As I said this has gone on for a few weeks. A couple of days ago, the Nvme drive went out in the NUC. I ordered a new one, reinstalled ESXi, created the vm and restored Home Assistant without issues. I was hoping my problem would go away, but it is still with me every single day. I’m not looking to be spoonfed the solution, but can you at least point me in the direction on where to start. My logging level is currently set to info. Should I post my whole log file? Not sure if this will work, but here’s a dropbox link to my whole log file from reboot to just before I reboot again because of the issue: The errors in question start at 17:05:25.

Link Removed

This may be stupid, but just spit balling here: The line before the error says Home Assistant is “Setting up sensor.upnp”. I wasn’t sure what that was about so I looked at my integrations and one was setup for upnp for a wireless access point I was using. That wireless router went out a few weeks ago, and I replaced with a different model.

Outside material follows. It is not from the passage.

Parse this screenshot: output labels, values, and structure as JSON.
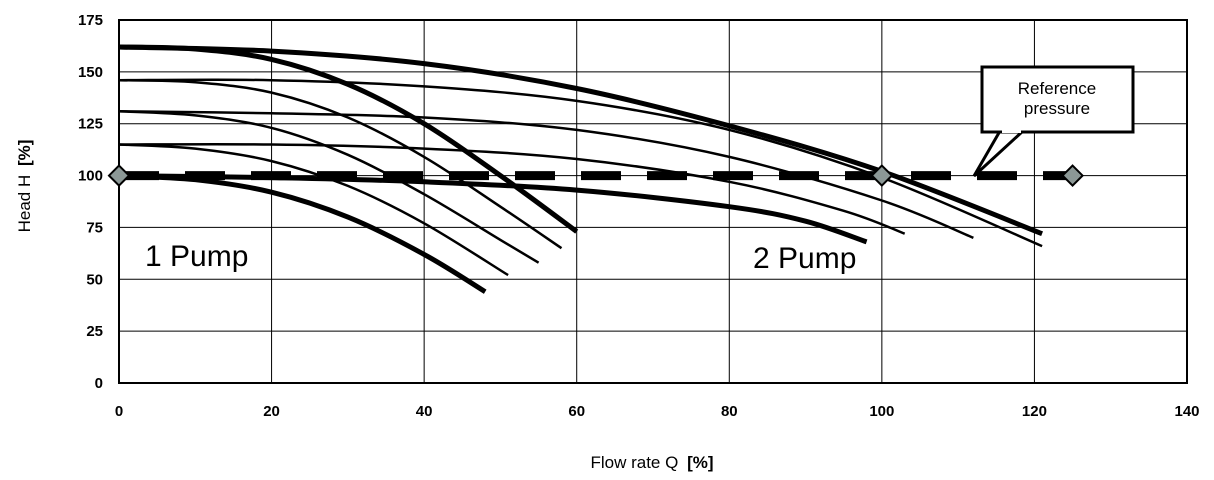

I just now disabled that upnp device on the integrations page. Is it possible that the error shown in my first post about “maximum recursion depth exceeded while calling a Python object” was due to exceeding some maximum limit while looking for this hardware that I no longer have on my network? …and it takes roughly 17 hours to reach that limit?

In the log file linked above there is 1172 occurrences of the text string “Setting up sensor.upnp”.

1 Like

Do you have a loop in your automations or scripts that never exits?

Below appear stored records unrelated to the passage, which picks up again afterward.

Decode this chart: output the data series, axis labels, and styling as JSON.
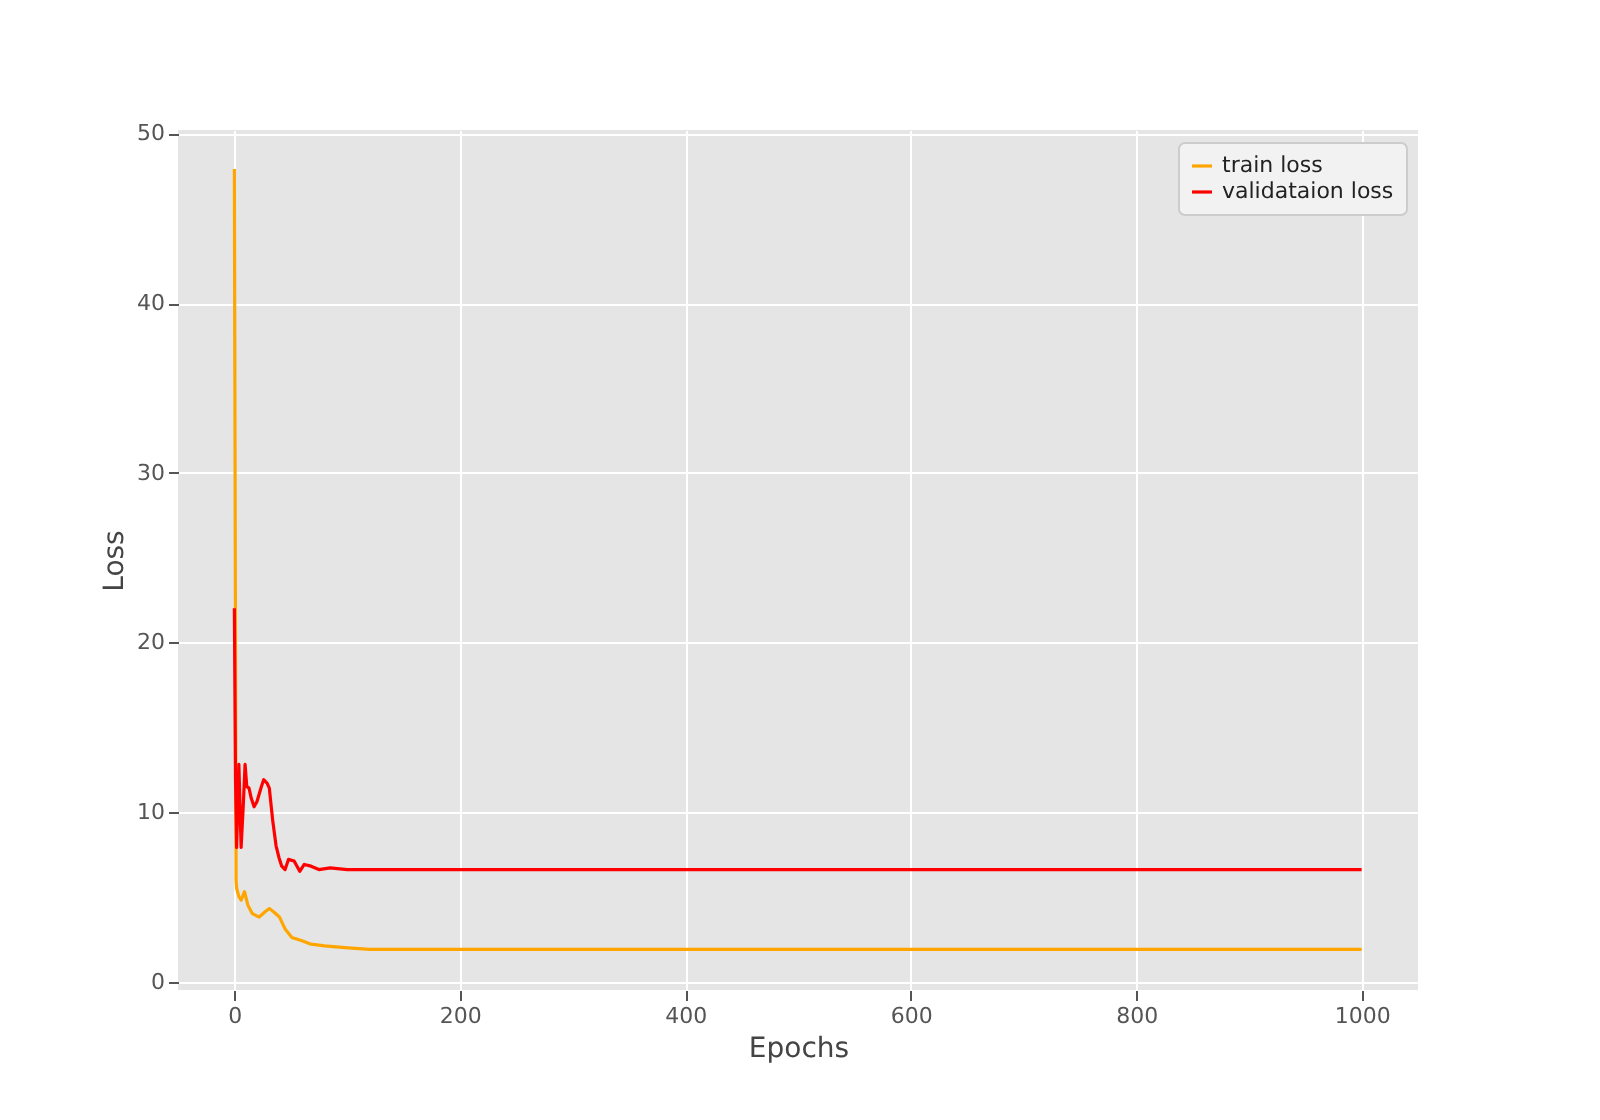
{
  "chart_data": {
    "type": "line",
    "xlabel": "Epochs",
    "ylabel": "Loss",
    "xlim": [
      -50,
      1050
    ],
    "xticks": [
      0,
      200,
      400,
      600,
      800,
      1000
    ],
    "ylim": [
      -0.5,
      50.2
    ],
    "yticks": [
      0,
      10,
      20,
      30,
      40,
      50
    ],
    "grid": true,
    "legend": "top right",
    "series": [
      {
        "name": "train loss",
        "color": "#ffa500",
        "x": [
          0,
          1.5,
          2,
          4,
          6,
          9,
          12,
          16,
          22,
          27,
          31,
          35,
          40,
          45,
          51,
          60,
          68,
          80,
          98,
          120,
          150,
          200,
          300,
          500,
          700,
          1000
        ],
        "values": [
          47.9,
          6.0,
          5.5,
          5.0,
          4.8,
          5.3,
          4.5,
          4.0,
          3.8,
          4.1,
          4.3,
          4.1,
          3.8,
          3.1,
          2.6,
          2.4,
          2.2,
          2.1,
          2.0,
          1.9,
          1.9,
          1.9,
          1.9,
          1.9,
          1.9,
          1.9
        ]
      },
      {
        "name": "validataion loss",
        "color": "#ff0000",
        "x": [
          0,
          1,
          2,
          4,
          6,
          8,
          9.5,
          11,
          13,
          15,
          17.5,
          20,
          24,
          26,
          29,
          31,
          34,
          37,
          39.6,
          42,
          45,
          48,
          53,
          58,
          62,
          68,
          75,
          85,
          100,
          150,
          200,
          400,
          700,
          1000
        ],
        "values": [
          22.0,
          12,
          7.9,
          12.8,
          7.9,
          10.5,
          12.8,
          11.5,
          11.4,
          10.8,
          10.3,
          10.6,
          11.5,
          11.9,
          11.7,
          11.4,
          9.5,
          8.0,
          7.3,
          6.8,
          6.6,
          7.2,
          7.1,
          6.5,
          6.9,
          6.8,
          6.6,
          6.7,
          6.6,
          6.6,
          6.6,
          6.6,
          6.6,
          6.6
        ]
      }
    ]
  }
}
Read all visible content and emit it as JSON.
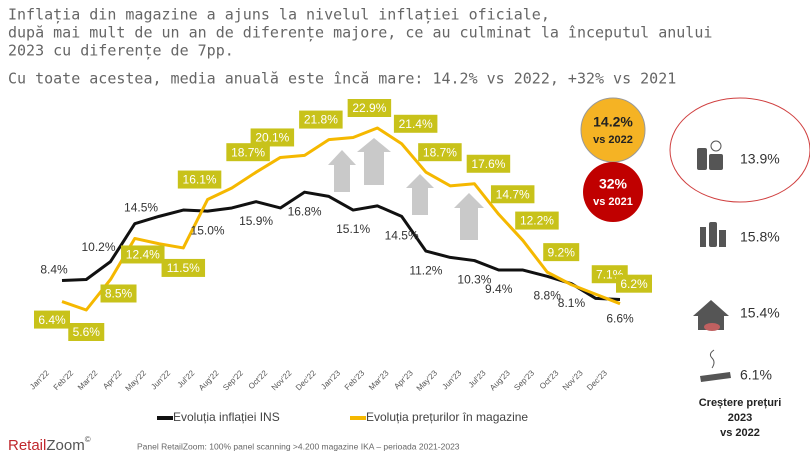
{
  "chart_data": {
    "type": "line",
    "title": [
      "Inflația din magazine a ajuns la nivelul inflației oficiale,",
      "după mai mult de un an de diferențe majore, ce au culminat la începutul anului",
      "2023 cu diferențe de 7pp."
    ],
    "subtitle": "Cu toate acestea, media anuală este încă mare: 14.2% vs 2022, +32% vs 2021",
    "categories": [
      "Jan'22",
      "Feb'22",
      "Mar'22",
      "Apr'22",
      "May'22",
      "Jun'22",
      "Jul'22",
      "Aug'22",
      "Sep'22",
      "Oct'22",
      "Nov'22",
      "Dec'22",
      "Jan'23",
      "Feb'23",
      "Mar'23",
      "Apr'23",
      "May'23",
      "Jun'23",
      "Jul'23",
      "Aug'23",
      "Sep'23",
      "Oct'23",
      "Nov'23",
      "Dec'23"
    ],
    "series": [
      {
        "name": "Evoluția inflației INS",
        "color": "#111111",
        "values": [
          8.4,
          8.5,
          10.2,
          13.8,
          14.5,
          15.1,
          15.0,
          15.3,
          15.9,
          15.3,
          16.8,
          16.4,
          15.1,
          15.5,
          14.5,
          11.2,
          10.6,
          10.3,
          9.4,
          9.4,
          8.8,
          8.1,
          6.7,
          6.6
        ],
        "value_labels": [
          "8.4%",
          null,
          "10.2%",
          null,
          "14.5%",
          null,
          "15.0%",
          null,
          "15.9%",
          null,
          "16.8%",
          null,
          "15.1%",
          null,
          "14.5%",
          "11.2%",
          null,
          "10.3%",
          "9.4%",
          null,
          "8.8%",
          "8.1%",
          null,
          "6.6%"
        ]
      },
      {
        "name": "Evoluția prețurilor în magazine",
        "color": "#f5b800",
        "values": [
          6.4,
          5.6,
          8.5,
          12.4,
          11.9,
          11.5,
          16.1,
          17.2,
          18.7,
          20.1,
          20.3,
          21.8,
          22.0,
          22.9,
          21.4,
          18.7,
          17.4,
          17.6,
          14.7,
          12.2,
          9.2,
          8.0,
          7.1,
          6.2
        ],
        "value_labels": [
          "6.4%",
          "5.6%",
          "8.5%",
          "12.4%",
          null,
          "11.5%",
          "16.1%",
          null,
          "18.7%",
          "20.1%",
          null,
          "21.8%",
          null,
          "22.9%",
          "21.4%",
          "18.7%",
          null,
          "17.6%",
          "14.7%",
          "12.2%",
          "9.2%",
          null,
          "7.1%",
          "6.2%"
        ]
      }
    ],
    "label_color": "#c8c21a",
    "highlights": [
      {
        "text": "14.2%",
        "sub": "vs 2022",
        "color": "#f5b324"
      },
      {
        "text": "32%",
        "sub": "vs 2021",
        "color": "#c00000"
      }
    ],
    "category_growth": {
      "values": [
        "13.9%",
        "15.8%",
        "15.4%",
        "6.1%"
      ],
      "caption": [
        "Creștere prețuri",
        "2023",
        "vs 2022"
      ]
    },
    "brand": [
      "Retail",
      "Zoom",
      "©"
    ],
    "footnote": "Panel RetailZoom: 100% panel scanning  >4.200 magazine IKA – perioada 2021-2023"
  }
}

There shouldn’t be. None have a repeat while/until loop.

Very possibly the upnp integration then. How long ago did you disable it?

It sounds like it goes nuts at about the same time every day.
Do you restart it the same time every day?
If so could you add a restart at about 15 hours in to see if it is something thy builds up, like a memory leak or if it is a time specific event?

1 Like

Are there any integrations you have setup or enabled in the last little while, around the time the issue started happening ?

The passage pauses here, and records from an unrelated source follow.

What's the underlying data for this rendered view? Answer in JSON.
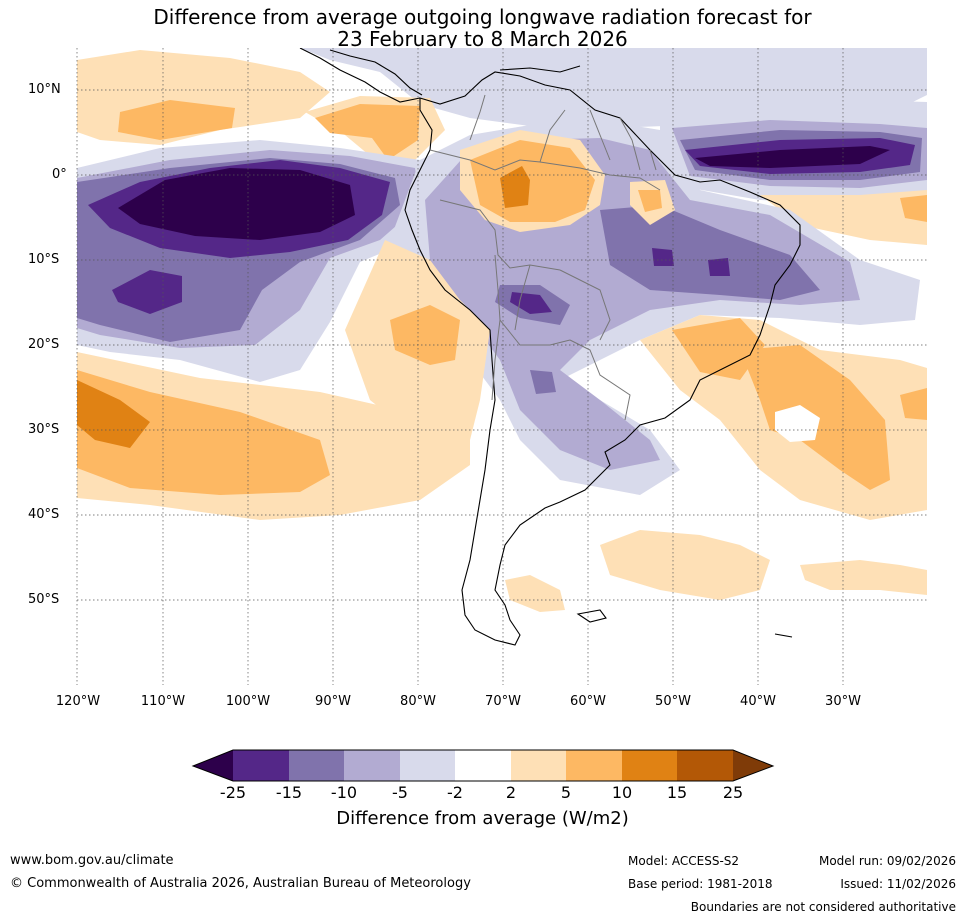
{
  "title": {
    "line1": "Difference from average outgoing longwave radiation forecast for",
    "line2": "23 February to 8 March 2026"
  },
  "map": {
    "lat_labels": [
      "10°N",
      "0°",
      "10°S",
      "20°S",
      "30°S",
      "40°S",
      "50°S"
    ],
    "lon_labels": [
      "120°W",
      "110°W",
      "100°W",
      "90°W",
      "80°W",
      "70°W",
      "60°W",
      "50°W",
      "40°W",
      "30°W"
    ],
    "colors": {
      "n25": "#2d004b",
      "n15": "#542788",
      "n10": "#8073ac",
      "n5": "#b2abd2",
      "n2": "#d8daeb",
      "p2": "#fee0b6",
      "p5": "#fdb863",
      "p10": "#e08214",
      "p15": "#b35806",
      "p25": "#7f3b08"
    }
  },
  "colorbar": {
    "ticks": [
      "-25",
      "-15",
      "-10",
      "-5",
      "-2",
      "2",
      "5",
      "10",
      "15",
      "25"
    ],
    "label": "Difference from average (W/m2)"
  },
  "footer": {
    "website": "www.bom.gov.au/climate",
    "copyright": "© Commonwealth of Australia 2026, Australian Bureau of Meteorology",
    "model": "Model: ACCESS-S2",
    "base_period": "Base period: 1981-2018",
    "model_run": "Model run: 09/02/2026",
    "issued": "Issued: 11/02/2026",
    "boundaries": "Boundaries are not considered authoritative"
  }
}
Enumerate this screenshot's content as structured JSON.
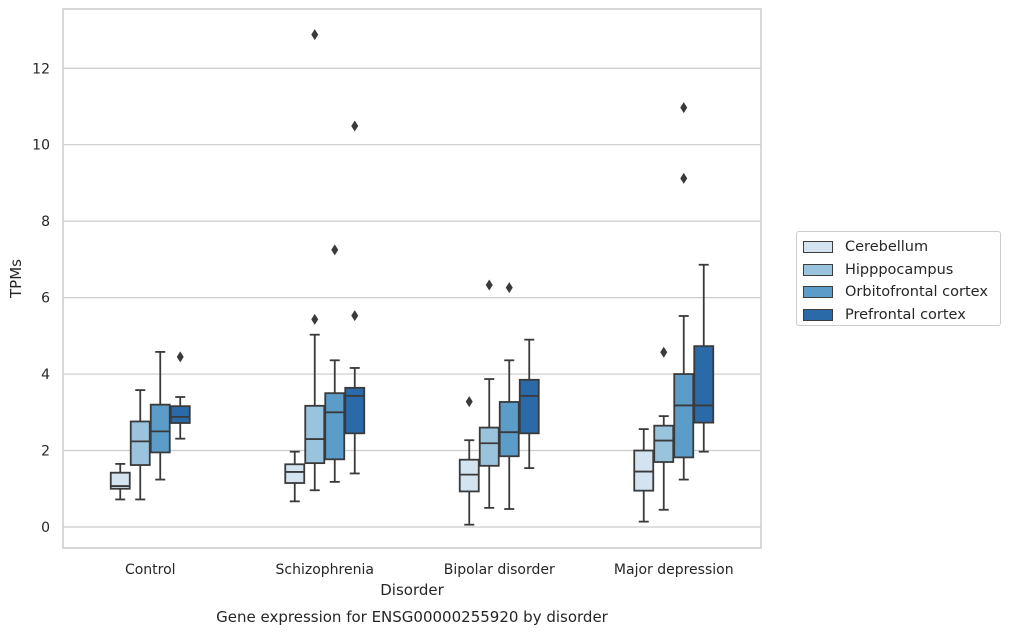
{
  "chart_data": {
    "type": "box",
    "title": "",
    "caption": "Gene expression for ENSG00000255920 by disorder",
    "xlabel": "Disorder",
    "ylabel": "TPMs",
    "ylim": [
      -0.55,
      13.55
    ],
    "yticks": [
      0,
      2,
      4,
      6,
      8,
      10,
      12
    ],
    "grid": "horizontal",
    "legend_position": "right",
    "categories": [
      "Control",
      "Schizophrenia",
      "Bipolar disorder",
      "Major depression"
    ],
    "series": [
      {
        "name": "Cerebellum",
        "color": "#d3e3f0",
        "boxes": [
          {
            "whisker_low": 0.72,
            "q1": 1.0,
            "median": 1.07,
            "q3": 1.42,
            "whisker_high": 1.65,
            "outliers": []
          },
          {
            "whisker_low": 0.67,
            "q1": 1.15,
            "median": 1.44,
            "q3": 1.64,
            "whisker_high": 1.97,
            "outliers": []
          },
          {
            "whisker_low": 0.06,
            "q1": 0.93,
            "median": 1.37,
            "q3": 1.76,
            "whisker_high": 2.27,
            "outliers": [
              3.28
            ]
          },
          {
            "whisker_low": 0.14,
            "q1": 0.95,
            "median": 1.45,
            "q3": 2.0,
            "whisker_high": 2.56,
            "outliers": []
          }
        ]
      },
      {
        "name": "Hipppocampus",
        "color": "#9ac3de",
        "boxes": [
          {
            "whisker_low": 0.72,
            "q1": 1.62,
            "median": 2.24,
            "q3": 2.76,
            "whisker_high": 3.58,
            "outliers": []
          },
          {
            "whisker_low": 0.96,
            "q1": 1.67,
            "median": 2.3,
            "q3": 3.17,
            "whisker_high": 5.03,
            "outliers": [
              5.43,
              12.88
            ]
          },
          {
            "whisker_low": 0.5,
            "q1": 1.6,
            "median": 2.19,
            "q3": 2.6,
            "whisker_high": 3.87,
            "outliers": [
              6.33
            ]
          },
          {
            "whisker_low": 0.45,
            "q1": 1.7,
            "median": 2.26,
            "q3": 2.65,
            "whisker_high": 2.9,
            "outliers": [
              4.57
            ]
          }
        ]
      },
      {
        "name": "Orbitofrontal cortex",
        "color": "#5b9cc9",
        "boxes": [
          {
            "whisker_low": 1.24,
            "q1": 1.95,
            "median": 2.5,
            "q3": 3.2,
            "whisker_high": 4.58,
            "outliers": []
          },
          {
            "whisker_low": 1.18,
            "q1": 1.77,
            "median": 3.0,
            "q3": 3.5,
            "whisker_high": 4.36,
            "outliers": [
              7.25
            ]
          },
          {
            "whisker_low": 0.47,
            "q1": 1.85,
            "median": 2.48,
            "q3": 3.27,
            "whisker_high": 4.36,
            "outliers": [
              6.26
            ]
          },
          {
            "whisker_low": 1.24,
            "q1": 1.82,
            "median": 3.18,
            "q3": 4.0,
            "whisker_high": 5.52,
            "outliers": [
              9.12,
              10.97
            ]
          }
        ]
      },
      {
        "name": "Prefrontal cortex",
        "color": "#2a6aa8",
        "boxes": [
          {
            "whisker_low": 2.31,
            "q1": 2.72,
            "median": 2.88,
            "q3": 3.16,
            "whisker_high": 3.4,
            "outliers": [
              4.45
            ]
          },
          {
            "whisker_low": 1.4,
            "q1": 2.45,
            "median": 3.43,
            "q3": 3.64,
            "whisker_high": 4.16,
            "outliers": [
              5.53,
              10.49
            ]
          },
          {
            "whisker_low": 1.54,
            "q1": 2.45,
            "median": 3.43,
            "q3": 3.85,
            "whisker_high": 4.9,
            "outliers": []
          },
          {
            "whisker_low": 1.97,
            "q1": 2.73,
            "median": 3.18,
            "q3": 4.73,
            "whisker_high": 6.86,
            "outliers": []
          }
        ]
      }
    ]
  }
}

Do you have any custom components ? At a stretch if you cant finy out anything else, start with disabling custom components. If it stays up, enable them 1 by one.

It can be annoying, but ive found a number of uptime and performance related issues with custom components.

1 Like

You might want to keep an eye on memory consumption over those 17 hours. And maybe I/O. But it does sound as though you are on the right track already.

You should post a GitHub issue, because the integration shouldn’t do this. But no programmer is perfect. Nevertheless if they don’t know it’s happening, it will recur for someone else.

1 Like

For me maximum recursion depth exceeded while calling a Python object was caused by a Linkplay custom component. I think it is fixed in the latest release but I just went way back in time to the version that worked for me.

However in this instance it looks like the upnp sensor may be stacking aiohhtp requests - similar issue and it will eventually cause this issue.

1 Like

Roughly 11 hours ago. I’m hoping that will resolve it.

Its not at a specific time, but does seem to always be around 17 hours after a restart. I probably can automate a restart every 16 hours if I can’t get to the root of the problem.

Well I made it 24 hours without having to reboot Home Assistant for the first time in a few weeks. It seems disabling the UPNP integration for that wireless router that no longer exists resolved it. I have posted a github issue for that UPnP/IGD integration. Once I’m sure the code owner doesn’t need me to do any troubleshooting, I’ll delete that device integration which I should have done when I got rid of that device.